Time series

Some useful public time series data repositories:

  1. UCI Machine Learning Repository has 126 time series data sets.
  2. The UEA and UCR Times Series Classification Repository has a diverse set of data.
  3. NOAA National Centers for Environmental Information publishes time series data related to temperatures and precipitations.
  4. The Bureau of Labor Statistics publishes employment, productivity, and prices indices.
  5. The Centers for Disease COntrol and Prevention publishes data related to the flu season.
  6. The Federal Reserve Bank of St. Louis offers a set of economic time series data.
  7. CompEngine is a self organizing database of time series data that has more than 25,000 time series data sets. They promote highly comparative time series analysis, i.e. temporal behavior agnostic to discipline-specific data.
  8. Mcomp and M4comp2018 R packages provide the competition data from the 1982 M-competition (1,001 time series), the M3 competition in 2000 (3,003 time series), and the M4 competition in 2018 (100,000 time series). Also, R's compdata and CRAN time series repository have more specialized time series data sets.

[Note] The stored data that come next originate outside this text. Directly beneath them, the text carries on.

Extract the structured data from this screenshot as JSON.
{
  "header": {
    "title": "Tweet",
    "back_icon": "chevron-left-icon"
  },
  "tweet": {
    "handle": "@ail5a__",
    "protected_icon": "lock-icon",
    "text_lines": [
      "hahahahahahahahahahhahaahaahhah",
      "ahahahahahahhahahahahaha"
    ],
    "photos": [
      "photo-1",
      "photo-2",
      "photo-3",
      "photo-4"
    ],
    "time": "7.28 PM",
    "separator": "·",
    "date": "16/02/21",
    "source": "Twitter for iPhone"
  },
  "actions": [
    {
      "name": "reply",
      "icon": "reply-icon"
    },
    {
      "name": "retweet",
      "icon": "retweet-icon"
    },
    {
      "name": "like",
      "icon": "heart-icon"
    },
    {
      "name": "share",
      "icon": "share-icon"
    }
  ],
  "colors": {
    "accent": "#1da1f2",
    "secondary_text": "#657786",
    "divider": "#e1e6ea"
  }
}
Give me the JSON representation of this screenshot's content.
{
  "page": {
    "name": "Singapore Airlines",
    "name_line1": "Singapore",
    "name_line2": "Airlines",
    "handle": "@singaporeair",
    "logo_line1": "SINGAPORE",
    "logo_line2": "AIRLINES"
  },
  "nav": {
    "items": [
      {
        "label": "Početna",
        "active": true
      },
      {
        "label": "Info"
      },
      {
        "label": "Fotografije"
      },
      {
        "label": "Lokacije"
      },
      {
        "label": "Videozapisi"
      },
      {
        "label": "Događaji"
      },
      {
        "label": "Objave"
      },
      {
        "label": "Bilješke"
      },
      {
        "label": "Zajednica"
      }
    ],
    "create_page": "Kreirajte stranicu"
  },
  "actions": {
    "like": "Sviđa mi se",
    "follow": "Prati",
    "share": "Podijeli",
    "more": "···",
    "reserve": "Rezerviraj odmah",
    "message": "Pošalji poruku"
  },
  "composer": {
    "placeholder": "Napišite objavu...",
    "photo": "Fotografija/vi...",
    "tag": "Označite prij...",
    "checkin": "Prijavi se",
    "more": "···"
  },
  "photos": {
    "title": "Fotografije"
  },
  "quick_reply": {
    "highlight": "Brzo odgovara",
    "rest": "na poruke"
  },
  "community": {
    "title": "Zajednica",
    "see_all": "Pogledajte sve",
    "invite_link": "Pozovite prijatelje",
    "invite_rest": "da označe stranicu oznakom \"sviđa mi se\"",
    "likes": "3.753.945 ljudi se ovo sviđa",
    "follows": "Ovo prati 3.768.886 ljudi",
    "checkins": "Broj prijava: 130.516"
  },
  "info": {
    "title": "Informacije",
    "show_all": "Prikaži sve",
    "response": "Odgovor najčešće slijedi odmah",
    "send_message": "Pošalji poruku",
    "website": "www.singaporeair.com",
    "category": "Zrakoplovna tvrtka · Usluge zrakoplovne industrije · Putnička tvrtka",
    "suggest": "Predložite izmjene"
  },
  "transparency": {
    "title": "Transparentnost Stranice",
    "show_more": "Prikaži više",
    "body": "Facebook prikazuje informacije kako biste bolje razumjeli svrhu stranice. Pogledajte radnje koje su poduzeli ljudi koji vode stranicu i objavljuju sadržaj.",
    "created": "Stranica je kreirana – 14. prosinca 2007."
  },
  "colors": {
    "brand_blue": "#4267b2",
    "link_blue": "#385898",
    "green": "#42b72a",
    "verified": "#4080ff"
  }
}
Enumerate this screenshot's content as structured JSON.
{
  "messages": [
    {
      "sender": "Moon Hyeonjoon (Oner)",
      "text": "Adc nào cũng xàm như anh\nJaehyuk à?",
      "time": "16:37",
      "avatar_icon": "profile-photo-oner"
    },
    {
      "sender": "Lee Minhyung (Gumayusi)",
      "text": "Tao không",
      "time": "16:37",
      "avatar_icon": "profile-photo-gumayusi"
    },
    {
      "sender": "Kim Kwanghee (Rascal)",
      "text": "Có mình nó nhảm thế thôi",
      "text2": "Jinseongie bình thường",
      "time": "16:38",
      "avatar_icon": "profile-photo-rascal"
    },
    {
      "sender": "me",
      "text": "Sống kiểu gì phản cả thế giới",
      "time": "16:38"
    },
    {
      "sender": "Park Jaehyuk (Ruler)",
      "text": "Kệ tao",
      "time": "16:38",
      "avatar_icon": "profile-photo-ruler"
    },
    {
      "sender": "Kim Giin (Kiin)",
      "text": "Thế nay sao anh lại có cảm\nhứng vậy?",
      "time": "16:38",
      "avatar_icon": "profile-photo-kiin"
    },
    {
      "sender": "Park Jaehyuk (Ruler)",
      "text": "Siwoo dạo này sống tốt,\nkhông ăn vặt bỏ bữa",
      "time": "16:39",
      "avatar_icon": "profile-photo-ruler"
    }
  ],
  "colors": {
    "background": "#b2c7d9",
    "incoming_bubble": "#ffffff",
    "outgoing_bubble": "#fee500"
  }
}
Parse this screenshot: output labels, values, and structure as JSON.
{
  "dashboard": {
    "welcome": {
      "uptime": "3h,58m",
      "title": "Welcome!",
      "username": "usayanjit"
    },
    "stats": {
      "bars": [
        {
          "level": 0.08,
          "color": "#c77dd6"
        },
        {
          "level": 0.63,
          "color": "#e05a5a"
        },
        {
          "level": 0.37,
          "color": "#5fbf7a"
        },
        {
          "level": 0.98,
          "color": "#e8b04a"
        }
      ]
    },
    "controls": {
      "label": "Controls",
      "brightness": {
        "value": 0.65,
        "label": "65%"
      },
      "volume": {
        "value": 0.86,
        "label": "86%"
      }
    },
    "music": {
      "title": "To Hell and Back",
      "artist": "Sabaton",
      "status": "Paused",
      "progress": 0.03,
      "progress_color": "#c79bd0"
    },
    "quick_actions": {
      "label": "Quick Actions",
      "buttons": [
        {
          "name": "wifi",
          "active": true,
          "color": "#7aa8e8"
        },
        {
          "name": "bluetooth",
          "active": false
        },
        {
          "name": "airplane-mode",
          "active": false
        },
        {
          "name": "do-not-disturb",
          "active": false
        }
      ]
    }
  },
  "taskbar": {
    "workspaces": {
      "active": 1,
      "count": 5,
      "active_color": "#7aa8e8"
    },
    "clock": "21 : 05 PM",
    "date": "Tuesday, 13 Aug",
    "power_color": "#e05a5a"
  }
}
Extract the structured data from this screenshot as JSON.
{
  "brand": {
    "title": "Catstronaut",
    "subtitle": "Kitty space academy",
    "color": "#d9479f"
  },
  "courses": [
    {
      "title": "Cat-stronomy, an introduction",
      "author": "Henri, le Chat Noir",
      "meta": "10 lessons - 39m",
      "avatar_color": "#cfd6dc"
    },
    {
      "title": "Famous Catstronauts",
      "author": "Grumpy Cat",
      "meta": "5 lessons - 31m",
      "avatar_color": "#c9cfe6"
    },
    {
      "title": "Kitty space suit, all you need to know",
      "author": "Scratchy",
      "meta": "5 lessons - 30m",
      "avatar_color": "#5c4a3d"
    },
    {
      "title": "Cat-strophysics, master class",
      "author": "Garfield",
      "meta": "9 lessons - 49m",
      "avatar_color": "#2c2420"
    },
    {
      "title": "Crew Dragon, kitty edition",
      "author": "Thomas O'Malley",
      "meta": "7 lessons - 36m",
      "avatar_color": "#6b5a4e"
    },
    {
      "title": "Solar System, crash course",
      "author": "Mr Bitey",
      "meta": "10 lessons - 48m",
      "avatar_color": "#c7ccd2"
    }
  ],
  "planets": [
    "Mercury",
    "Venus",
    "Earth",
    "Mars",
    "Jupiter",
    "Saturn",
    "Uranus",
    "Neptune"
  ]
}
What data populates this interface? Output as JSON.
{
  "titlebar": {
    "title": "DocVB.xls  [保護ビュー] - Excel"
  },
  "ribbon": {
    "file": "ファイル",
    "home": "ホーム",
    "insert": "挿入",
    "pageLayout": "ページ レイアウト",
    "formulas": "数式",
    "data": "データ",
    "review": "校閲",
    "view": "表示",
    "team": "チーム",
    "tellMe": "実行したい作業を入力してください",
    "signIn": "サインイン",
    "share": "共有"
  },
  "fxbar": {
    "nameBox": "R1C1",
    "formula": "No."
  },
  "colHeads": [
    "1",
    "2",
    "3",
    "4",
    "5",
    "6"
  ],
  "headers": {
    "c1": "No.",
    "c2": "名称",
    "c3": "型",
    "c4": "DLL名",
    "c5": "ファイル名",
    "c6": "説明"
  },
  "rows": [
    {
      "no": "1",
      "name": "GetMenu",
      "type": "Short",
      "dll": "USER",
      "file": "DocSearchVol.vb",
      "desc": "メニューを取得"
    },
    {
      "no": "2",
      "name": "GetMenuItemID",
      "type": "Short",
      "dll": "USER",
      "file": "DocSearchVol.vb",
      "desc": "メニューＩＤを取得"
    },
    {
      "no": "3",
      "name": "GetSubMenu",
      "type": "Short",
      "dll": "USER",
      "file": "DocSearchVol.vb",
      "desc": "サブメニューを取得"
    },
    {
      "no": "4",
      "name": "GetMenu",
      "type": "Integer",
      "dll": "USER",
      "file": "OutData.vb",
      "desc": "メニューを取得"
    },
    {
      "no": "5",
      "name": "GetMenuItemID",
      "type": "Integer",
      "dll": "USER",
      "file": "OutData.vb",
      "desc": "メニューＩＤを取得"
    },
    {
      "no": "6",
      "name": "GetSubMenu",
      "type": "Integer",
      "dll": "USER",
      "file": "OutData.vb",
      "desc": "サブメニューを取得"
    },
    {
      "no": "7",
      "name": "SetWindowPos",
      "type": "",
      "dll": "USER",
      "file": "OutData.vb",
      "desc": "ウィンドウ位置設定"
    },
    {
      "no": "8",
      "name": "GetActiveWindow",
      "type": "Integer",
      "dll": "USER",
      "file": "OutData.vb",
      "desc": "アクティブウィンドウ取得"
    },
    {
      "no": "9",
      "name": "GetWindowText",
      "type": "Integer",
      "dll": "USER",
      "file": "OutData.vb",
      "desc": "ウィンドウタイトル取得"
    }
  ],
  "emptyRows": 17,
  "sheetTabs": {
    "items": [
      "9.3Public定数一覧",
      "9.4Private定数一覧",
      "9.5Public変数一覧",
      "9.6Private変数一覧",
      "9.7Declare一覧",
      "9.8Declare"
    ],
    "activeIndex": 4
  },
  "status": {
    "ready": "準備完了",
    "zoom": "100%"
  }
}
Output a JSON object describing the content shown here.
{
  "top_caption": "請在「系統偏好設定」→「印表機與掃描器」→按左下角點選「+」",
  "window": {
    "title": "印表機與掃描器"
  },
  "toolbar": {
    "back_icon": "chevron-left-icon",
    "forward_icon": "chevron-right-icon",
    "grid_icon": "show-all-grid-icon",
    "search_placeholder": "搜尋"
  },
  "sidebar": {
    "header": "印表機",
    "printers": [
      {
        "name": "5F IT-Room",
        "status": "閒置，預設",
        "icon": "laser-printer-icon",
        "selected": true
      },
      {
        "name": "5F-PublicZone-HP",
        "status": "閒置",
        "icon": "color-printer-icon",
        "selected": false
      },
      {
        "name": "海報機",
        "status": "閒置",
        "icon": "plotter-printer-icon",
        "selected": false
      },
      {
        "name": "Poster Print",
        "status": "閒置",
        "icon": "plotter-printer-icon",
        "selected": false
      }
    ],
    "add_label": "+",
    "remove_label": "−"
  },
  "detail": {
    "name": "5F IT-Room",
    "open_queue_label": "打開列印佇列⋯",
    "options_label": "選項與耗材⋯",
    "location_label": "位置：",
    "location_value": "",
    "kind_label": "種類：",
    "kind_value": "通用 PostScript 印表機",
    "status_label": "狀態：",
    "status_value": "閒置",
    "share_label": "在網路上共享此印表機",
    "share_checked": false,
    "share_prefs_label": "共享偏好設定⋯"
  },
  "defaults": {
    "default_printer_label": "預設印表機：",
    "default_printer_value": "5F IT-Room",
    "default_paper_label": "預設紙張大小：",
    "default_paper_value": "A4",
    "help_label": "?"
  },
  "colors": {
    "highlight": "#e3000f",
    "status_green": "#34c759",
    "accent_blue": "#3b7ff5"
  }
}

The term lookahead is used in time series analysis to denote any knowledge of the future. You shouldn't have such knowledge when designing, training, or evaluating a model. A lookahead is any way that information about what will happen in the future might propagate back in time in your modeling and affect how your model behaves earlier in time. Choosing best-performing hyper-parameters on the test set is a lookahead.

Some general advice:

  1. Make sure the data means what you think it means (member status is a yearly status or just the most recent status?)
  2. Some data should be treated as periods rather than time-stamps occurring specific period of time apart (emails opened per week).
  3. When analyzing human activities, start according to the cycle of human activity (Monday, not Jan 1).
  4. In some cases, null weeks matter when we want to do time-oriented modeling (0 emails opened for that week).
  5. When calculating the length in time, be aware of adding one to the result to account for the subtracted first time ((April 28 - April 7) / 7 = 3 but we need 4).

Pandas package is used extensively in time series analysis. 10 minutes overview is a brief overview for those unfamiliar with it.